Police fired tear gas at crowds of stone-throwing Muslim youths who set fire to churches and looted shops in the capital Niamey after authorities banned a meeting called by local Islamic leaders. A police station was attacked and at least two police cars burned.
"They offended our Prophet Mohammad, that's what we didn't like," said Amadou Abdoul Ouahab, who took part in the demonstrations.
President Mahamadou Issoufou said all five of the dead were civilians, with four of them killed inside burned churches or bars. He said an enquiry would be opened and those responsible for organising the violence would be punished.
"Those who pillage religious sites and profane them, those who persecute and kill their Christian compatriots or foreigners who live on our soil, have understood nothing of Islam," he said in a televised address.
The president added, however, that he shared the disgust of Muslims who felt offended by the caricatures of the Prophet Mohammad and that freedom of expression should not mean liberty to insult religious beliefs.
Issoufou joined a march in Paris last weekend alongside French President Francois Hollande, in the wake of a gun attack that killed 12 people at the offices of satirical weekly Charlie Hebdo, which had angered many Muslims by printing cartoons of Mohammad in the past.
But Issoufou said on Saturday he had wanted to demonstrate his opposition to terrorism and not support for the newspaper itself.
Calm returned to the streets of Niamey on Saturday afternoon but a demonstration called for on Sunday by opposition groups could revive the tension. Authorities on Saturday banned the march but opposition leaders said they would proceed anyway.
Demonstrations were also reported in regional towns, including Maradi, 600 km (375 miles) east of Niamey, where two churches were burned.
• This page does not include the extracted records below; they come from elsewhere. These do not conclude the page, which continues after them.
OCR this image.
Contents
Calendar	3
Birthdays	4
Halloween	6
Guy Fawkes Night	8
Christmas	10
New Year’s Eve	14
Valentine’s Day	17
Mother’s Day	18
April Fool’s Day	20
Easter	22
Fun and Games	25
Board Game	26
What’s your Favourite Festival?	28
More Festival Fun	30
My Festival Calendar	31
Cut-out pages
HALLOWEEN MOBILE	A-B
Another church and a residence of the foreign minister were burned in the eastern town of Goure.
Niger's 17 million people are almost all Muslims, though its government remains secular.
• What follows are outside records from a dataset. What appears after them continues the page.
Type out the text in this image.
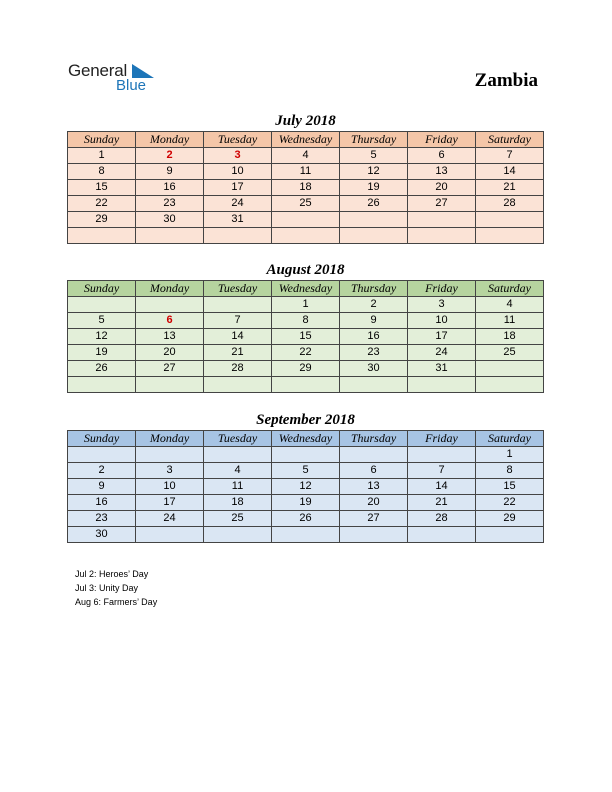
General
Blue	Zambia
July 2018
Sunday	Monday	Tuesday	Wednesday	Thursday	Friday	Saturday
1	2	3	4	5	6	7
8	9	10	11	12	13	14
15	16	17	18	19	20	21
22	23	24	25	26	27	28
29	30	31				

August 2018
Sunday	Monday	Tuesday	Wednesday	Thursday	Friday	Saturday
			1	2	3	4
5	6	7	8	9	10	11
12	13	14	15	16	17	18
19	20	21	22	23	24	25
26	27	28	29	30	31	

September 2018
Sunday	Monday	Tuesday	Wednesday	Thursday	Friday	Saturday
						1
2	3	4	5	6	7	8
9	10	11	12	13	14	15
16	17	18	19	20	21	22
23	24	25	26	27	28	29
30						
Jul 2: Heroes’ Day
Jul 3: Unity Day
Aug 6: Farmers’ Day
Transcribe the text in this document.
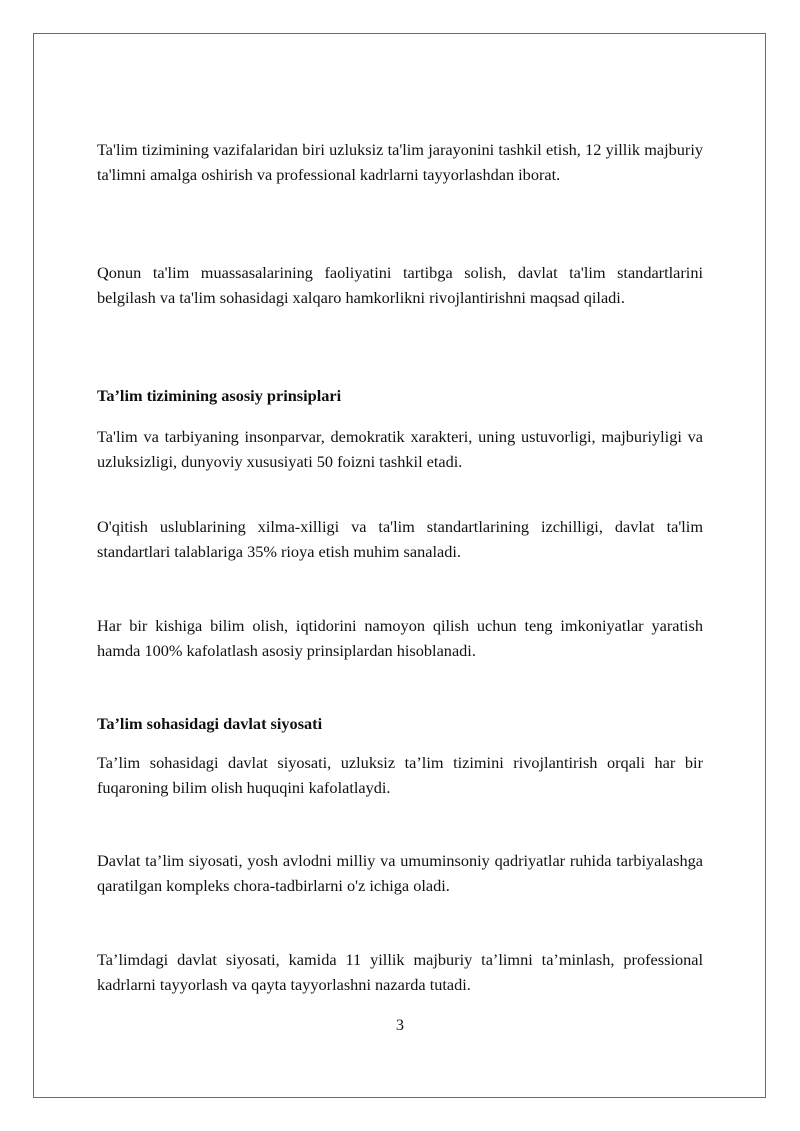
Ta'lim tizimining vazifalaridan biri uzluksiz ta'lim jarayonini tashkil etish, 12 yillik majburiy ta'limni amalga oshirish va professional kadrlarni tayyorlashdan iborat.

Qonun ta'lim muassasalarining faoliyatini tartibga solish, davlat ta'lim standartlarini belgilash va ta'lim sohasidagi xalqaro hamkorlikni rivojlantirishni maqsad qiladi.

Ta’lim tizimining asosiy prinsiplari

Ta'lim va tarbiyaning insonparvar, demokratik xarakteri, uning ustuvorligi, majburiyligi va uzluksizligi, dunyoviy xususiyati 50 foizni tashkil etadi.

O'qitish uslublarining xilma-xilligi va ta'lim standartlarining izchilligi, davlat ta'lim standartlari talablariga 35% rioya etish muhim sanaladi.

Har bir kishiga bilim olish, iqtidorini namoyon qilish uchun teng imkoniyatlar yaratish hamda 100% kafolatlash asosiy prinsiplardan hisoblanadi.

Ta’lim sohasidagi davlat siyosati

Ta’lim sohasidagi davlat siyosati, uzluksiz ta’lim tizimini rivojlantirish orqali har bir fuqaroning bilim olish huquqini kafolatlaydi.

Davlat ta’lim siyosati, yosh avlodni milliy va umuminsoniy qadriyatlar ruhida tarbiyalashga qaratilgan kompleks chora-tadbirlarni o'z ichiga oladi.

Ta’limdagi davlat siyosati, kamida 11 yillik majburiy ta’limni ta’minlash, professional kadrlarni tayyorlash va qayta tayyorlashni nazarda tutadi.

3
With the influence of moderate Sufi brotherhoods, Niger has avoided the armed Islamist uprisings that have shaken neighbouring Nigeria and Mali, but there have been growing protests by hardline Muslim associations over social issues.
The attack by two gunmen on Charlie Hebdo's offices in Paris sparked massive demand for the next issue of the weekly, which put an image of the Prophet on its front page to mark the bloodbath.
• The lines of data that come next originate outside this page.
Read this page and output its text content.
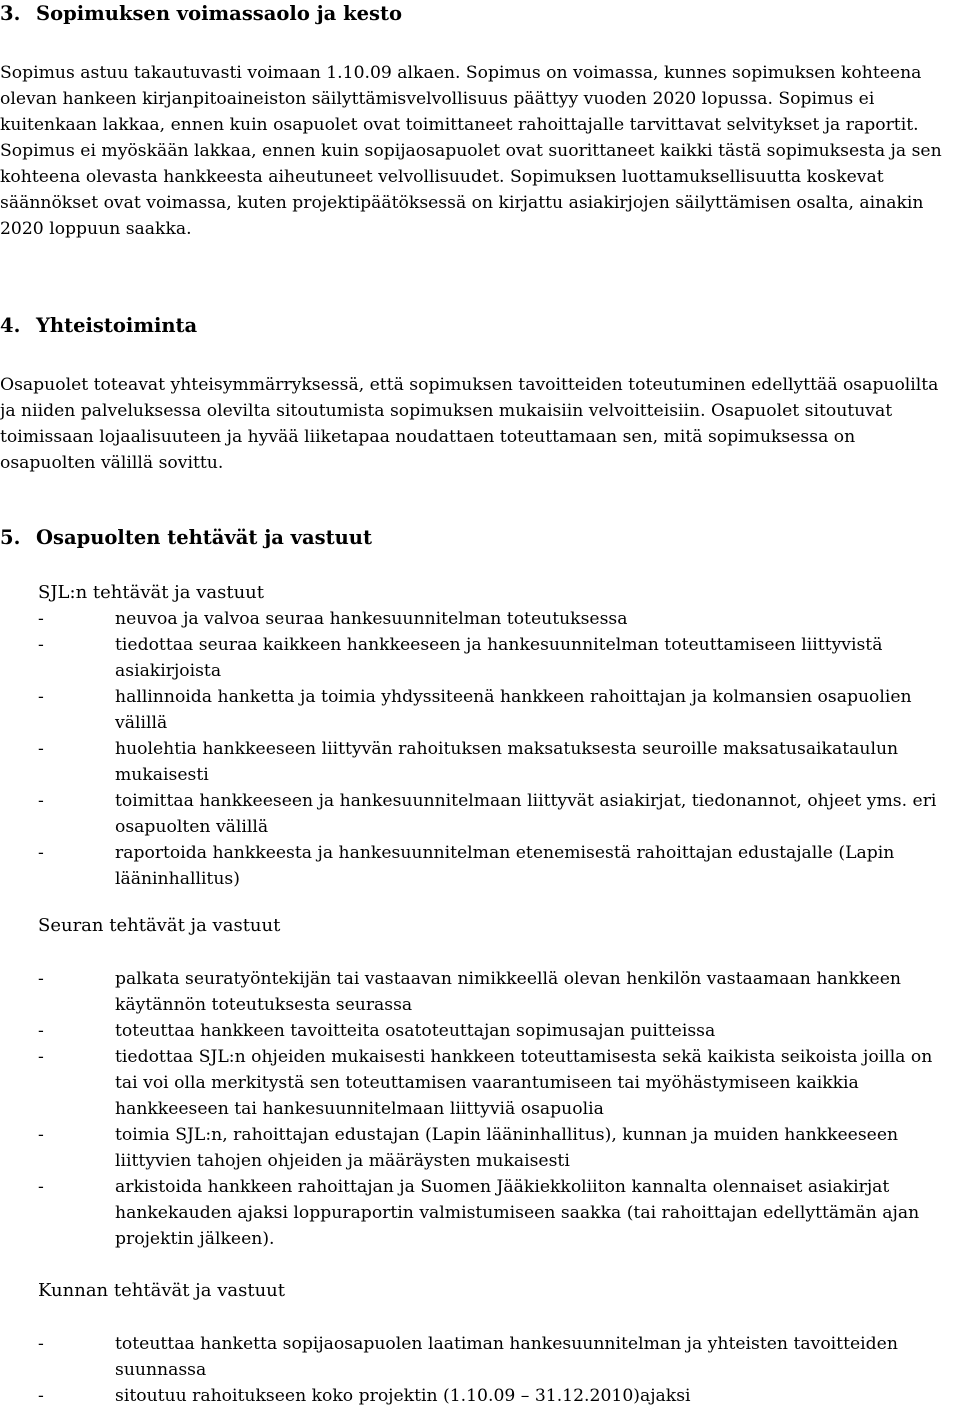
3. Sopimuksen voimassaolo ja kesto

Sopimus astuu takautuvasti voimaan 1.10.09 alkaen. Sopimus on voimassa, kunnes sopimuksen kohteena olevan hankeen kirjanpitoaineiston säilyttämisvelvollisuus päättyy vuoden 2020 lopussa. Sopimus ei kuitenkaan lakkaa, ennen kuin osapuolet ovat toimittaneet rahoittajalle tarvittavat selvitykset ja raportit. Sopimus ei myöskään lakkaa, ennen kuin sopijaosapuolet ovat suorittaneet kaikki tästä sopimuksesta ja sen kohteena olevasta hankkeesta aiheutuneet velvollisuudet. Sopimuksen luottamuksellisuutta koskevat säännökset ovat voimassa, kuten projektipäätöksessä on kirjattu asiakirjojen säilyttämisen osalta, ainakin 2020 loppuun saakka.

4. Yhteistoiminta

Osapuolet toteavat yhteisymmärryksessä, että sopimuksen tavoitteiden toteutuminen edellyttää osapuolilta ja niiden palveluksessa olevilta sitoutumista sopimuksen mukaisiin velvoitteisiin. Osapuolet sitoutuvat toimissaan lojaalisuuteen ja hyvää liiketapaa noudattaen toteuttamaan sen, mitä sopimuksessa on osapuolten välillä sovittu.

5. Osapuolten tehtävät ja vastuut
SJL:n tehtävät ja vastuut
-	neuvoa ja valvoa seuraa hankesuunnitelman toteutuksessa
-	tiedottaa seuraa kaikkeen hankkeeseen ja hankesuunnitelman toteuttamiseen liittyvistä asiakirjoista
-	hallinnoida hanketta ja toimia yhdyssiteenä hankkeen rahoittajan ja kolmansien osapuolien välillä
-	huolehtia hankkeeseen liittyvän rahoituksen maksatuksesta seuroille maksatusaikataulun mukaisesti
-	toimittaa hankkeeseen ja hankesuunnitelmaan liittyvät asiakirjat, tiedonannot, ohjeet yms. eri osapuolten välillä
-	raportoida hankkeesta ja hankesuunnitelman etenemisestä rahoittajan edustajalle (Lapin lääninhallitus)
Seuran tehtävät ja vastuut
-	palkata seuratyöntekijän tai vastaavan nimikkeellä olevan henkilön vastaamaan hankkeen käytännön toteutuksesta seurassa
-	toteuttaa hankkeen tavoitteita osatoteuttajan sopimusajan puitteissa
-	tiedottaa SJL:n ohjeiden mukaisesti hankkeen toteuttamisesta sekä kaikista seikoista joilla on tai voi olla merkitystä sen toteuttamisen vaarantumiseen tai myöhästymiseen kaikkia hankkeeseen tai hankesuunnitelmaan liittyviä osapuolia
-	toimia SJL:n, rahoittajan edustajan (Lapin lääninhallitus), kunnan ja muiden hankkeeseen liittyvien tahojen ohjeiden ja määräysten mukaisesti
-	arkistoida hankkeen rahoittajan ja Suomen Jääkiekkoliiton kannalta olennaiset asiakirjat hankekauden ajaksi loppuraportin valmistumiseen saakka (tai rahoittajan edellyttämän ajan projektin jälkeen).
Kunnan tehtävät ja vastuut
-	toteuttaa hanketta sopijaosapuolen laatiman hankesuunnitelman ja yhteisten tavoitteiden suunnassa
-	sitoutuu rahoitukseen koko projektin (1.10.09 – 31.12.2010)ajaksi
That again outraged many in the Muslim world, triggering violent demonstrations in Algeria, Niger and Pakistan on Friday.
French Foreign Minister Laurent Fabius condemned the violence in Niger, a former French colony in West Africa where it stations troops as part of a regional counter-terrorism operation. "France expresses its solidarity with the authorities in Niger," he said.
Four Muslim preachers who had convened the meeting in Niamey were arrested, police sources said. The French embassy warned its citizens not to go out on the streets.
The death toll from Friday's clashes in Niger's second largest city of Zinder rose to five after emergency services discovered a burned body inside a Catholic Church.
Residents said churches were burned, Christian homes looted and the French cultural centre attacked. A police officer and three civilians had already been confirmed killed in the demonstrations, police sources said.
Peaceful marches took place after Friday prayers in the capitals of other West African countries, Mali, Senegal and Mauritania, and in Algeria in North Africa, all former French colonies. In Algiers, several police were injured in clashes with protesters.